The year 2018 begins with a rare moment of accomplishment for the Trump administration: The United States is verging on the nation's biggest overhaul of its tax code for a generation, which will radically cut taxes on profits by US multinationals that repatriate their overseas earnings back to the US.
Since these profits are currently re-invested in Asia, the consequences are worrying the finance ministers of Asia and Europe. At the same time, Asian and European governments themselves have been lobbying for a change in how multinationals, and in particular internet companies, should be taxed.
It seems Thailand and the US are on a verge of a war over the question of where companies like Amazon, Facebook, Google or Apple should pay their taxes. Regardless of who you ask, the answer seems to be "here", since every taxman in the world -- in Paris, Bangkok or the US Inland Revenue Service -- thinks Silicon Valley owe them taxes.
But the fact is all exporters are required to pay the majority of their taxes in one place: at home. According to the tax agreements that governments around the world agreed upon, multinationals are only required to pay corporate income tax (as opposed to sales taxes) where they have a "permanent establishment", rather than in every single country they trade with. If global commerce is going to work for all the world's consultants, car-makers, silk weavers and internet entrepreneurs alike, it is of equal importance to avoid double-taxation with the same zeal as we fight tax avoidance.
After all, who'd bother to export to other countries if you had to pay taxes twice, and end up paying more tax than you make? International tax agreements recognise that companies should not pay once at home and again in foreign markets -- at least until now. Countries like France are diverging from the principle and singling out US tech firms to double-tax them, or to calculate their taxes on turnover rather than profits; Indonesia and Thailand have gone after US tech firms on a similar basis, and Vietnam and Korea have immediately followed suit. But these countries are not just frightening off investors and undermining the rule of law, they are hurting their own economies in the process.
To begin with, it is a misconception that Silicon Valley can register a business anywhere and navigate between tax systems. An examination of the taxes paid by Facebook, Google, Apple and Amazon shows they pay far more than other major Asian multinationals and telecom companies, and more than local Asian tech companies like Samsung, Tencent, FTP Group (Vietnam) or Indosat (Indonesia).
The reason why? US companies pay most of their taxes in the US, where statutory tax rates have been much higher. If Silicon Valley really wanted to avoid taxes, they would have relocated to Asia.
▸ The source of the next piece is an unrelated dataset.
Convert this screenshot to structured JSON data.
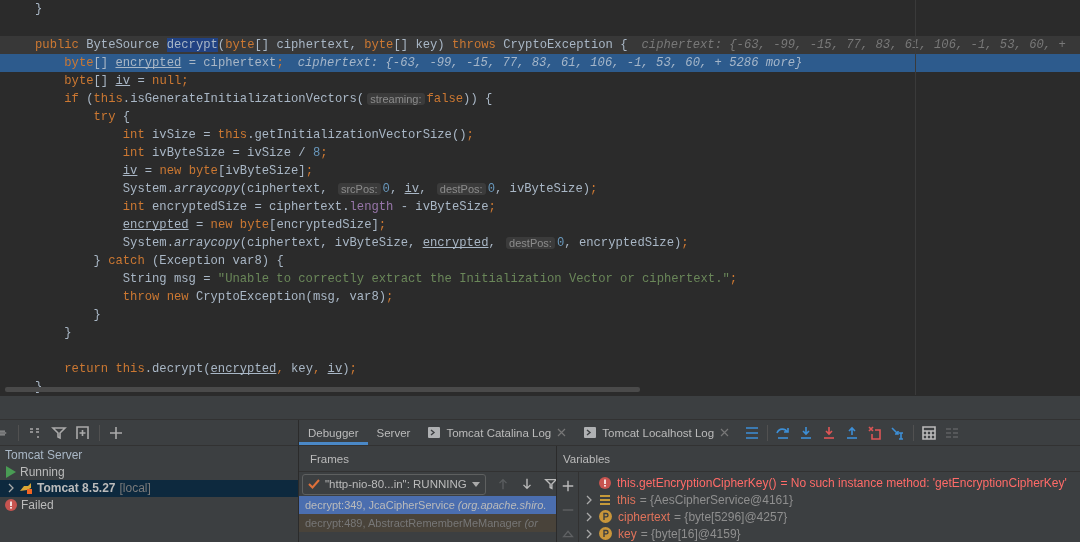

The question is not whether companies pay their fair share of taxes -- which they all do -- but where they pay them.
Another illusion is how internet companies are causing the corporate tax base across Asia to erode. But the opposite is true: Thanks to trade, corporate tax revenues in China, India and the Asean countries are growing, helping to lower taxes on local workers -- faster than the economy is growing. Tax revenues have doubled since internet usage took off in Asean.
As internet firms pay more taxes than local firms, governments are trying to address a problem with the internet that doesn't exist. Even if there was a problem with multinationals in general, or the internet in particular, the question is whether companies are to blame. Respectable governments offer favourable and predictable tax environments to attract foreign businesses or encourage local entrepreneurs to stay. Governments, not the internet, are causing the trouble with corporate taxation, and companies are merely responding to these incentives.
Asian countries belong to the group that benefits most from the current arrangements as they export more than they import -- so if Indonesia or Thailand could tax Silicon Valley, but their exporters were required to pay taxes in the US or Europe, every Asian country would be at a net loss. Lower taxes have been used to attract Western multinationals to invest for decades, and the US tax reforms are to some extent a response to that.
Governments must be honest and admit it's their policies that are causing the issue. In 2018, governments are bound to wage their war against each other, and not just against foreign businesses.
Hosuk Lee-Makiyama is the director of the European Centre for International Political Economy (Ecipe).